Berbagai perubahanpun tampak dilakukan. Mulai dari penyempurnaan desain induk system pemilu, perbaikan dan penyelarasan berbagai sub-sub system dan komponen pendukung, sampai pada pembangunan kelembagaan dan organisasional, serta “aturan-main” penyelenggara dan penyelenggaraan pemilu yang lebih professional, mandiri, dan  akuntabel. Keseluruhannya dapat dimaknai dalam satu paket agenda besar, yakni “upaya membangun sebuah tatanan pemilu yang lebih kondusif bagi perwujudan negara demokrasi.” Berikut ini petikan beberapa kemajuan dan prestasi dimaksud.

1.  Sistem Pemilu yang Memuliakan Suara Rakyat

Untuk pertama kalinya dalam sejarah pemilu di Indonesia, tepatnya dimulai pada pemilu kedua di era reformasi tahun 2004, pemilu Indonesia mencatat sejarah penting dengan berhasil diberlakukannya system proporsional dengan daftar calon terbuka.

Secara konsepsional, ini adalah varian system pemilu yang menggabungkan kekuatan dua system utama pemilu, yakni system proporsional dan system mayoritarian/pluralitas. Dengan tetap menggunakan nama besar system proporsional, mengisyaratkan bahwa pembagian kursi wakil rakyat di parlemen pada pokoknya tetap didasarkan pada suara pemilih secara proporsional. Namun dengan penambahan embel-embel “daftar calon terbuka,” ia mengadopsi sebagian dari metoda system mayoritarian (atau di Indonesia biasa disebut dengan sistem distrik) dalam penentuan calon terpilih, yakni atas dasar suara terbanyak (peringkat tertinggi dari daftar calon).

Pilihan terhadap system proporsional tentu dimaksudkan agar kelemahan utama system mayoritarian -- dimana banyak suara rakyat yang terbuang sia-sia dan tidak terwakili di lembaga perwakilan -- akan bisa dihindari. Sebaliknya, dengan menyandingkan system proporsional dengan daftar terbuka, akan bisa menghilangkan image pemilu “seperti membeli kucing di dalam karung” (dari suaranya bisa diketahui bahwa isinya adalah kucing, tapi tidak bisa dikenali “belangnya”).

Karena itu, banyak orang setuju – termasuk tulisan ini -- bahwa system proporsional dengan daftar terbuka, adalah pilihan system pemilu yang paling ideal untuk Indonesia saat ini.
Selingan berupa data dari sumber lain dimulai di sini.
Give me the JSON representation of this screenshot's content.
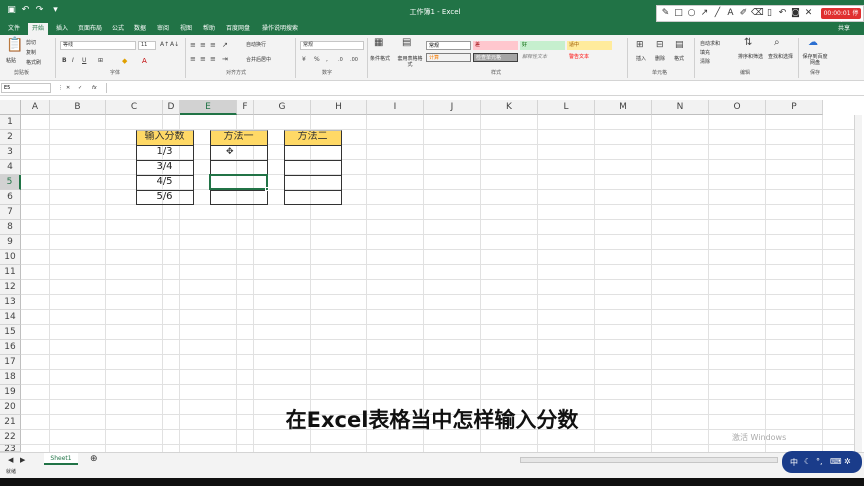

Ia lebih menjamin asas representasi dan rasa keadialan, sehingga diharapkan mampu meningkatkan akuntabilitas dan legitimasi lembaga perwakilan yang dihasilkan.

Selain itu, sesungguhnya hal paling prinsif lainnya dari pilihan terhadap system ini adalah bagaimana mengembalikan hakikat hubungan wakil dengan yang diwakili. Antara penerima mandat dengan pemilik kedaulatan (baca: rakyat) yang memberi mandat kepadanya. Dalam system lama dengan daftar tertutup, rakyat hanya memilih partai dan partai kemudian menunjuk wakilnya yang akan duduk di kursi perwakilan. Buruknya adalah wakil tidak merasa bertanggungjawab kepada rakyat, karena ia duduk di lembaga perwakilan bukan karena pilihan rakyat, tapi lebih karena berkah “pemberian” partai. Akibatnya, dalam praktek kesehariannya wakil-wakil di parlemen lebih merupakan wakil partai dari pada wakil rakyat, dan loyalitasnya pula lebih kepada partai bukan kepada rakyat. Ini tentu mengaburkan hakikat dan tujuan pembentukan lembaga perwakilan itu sendiri.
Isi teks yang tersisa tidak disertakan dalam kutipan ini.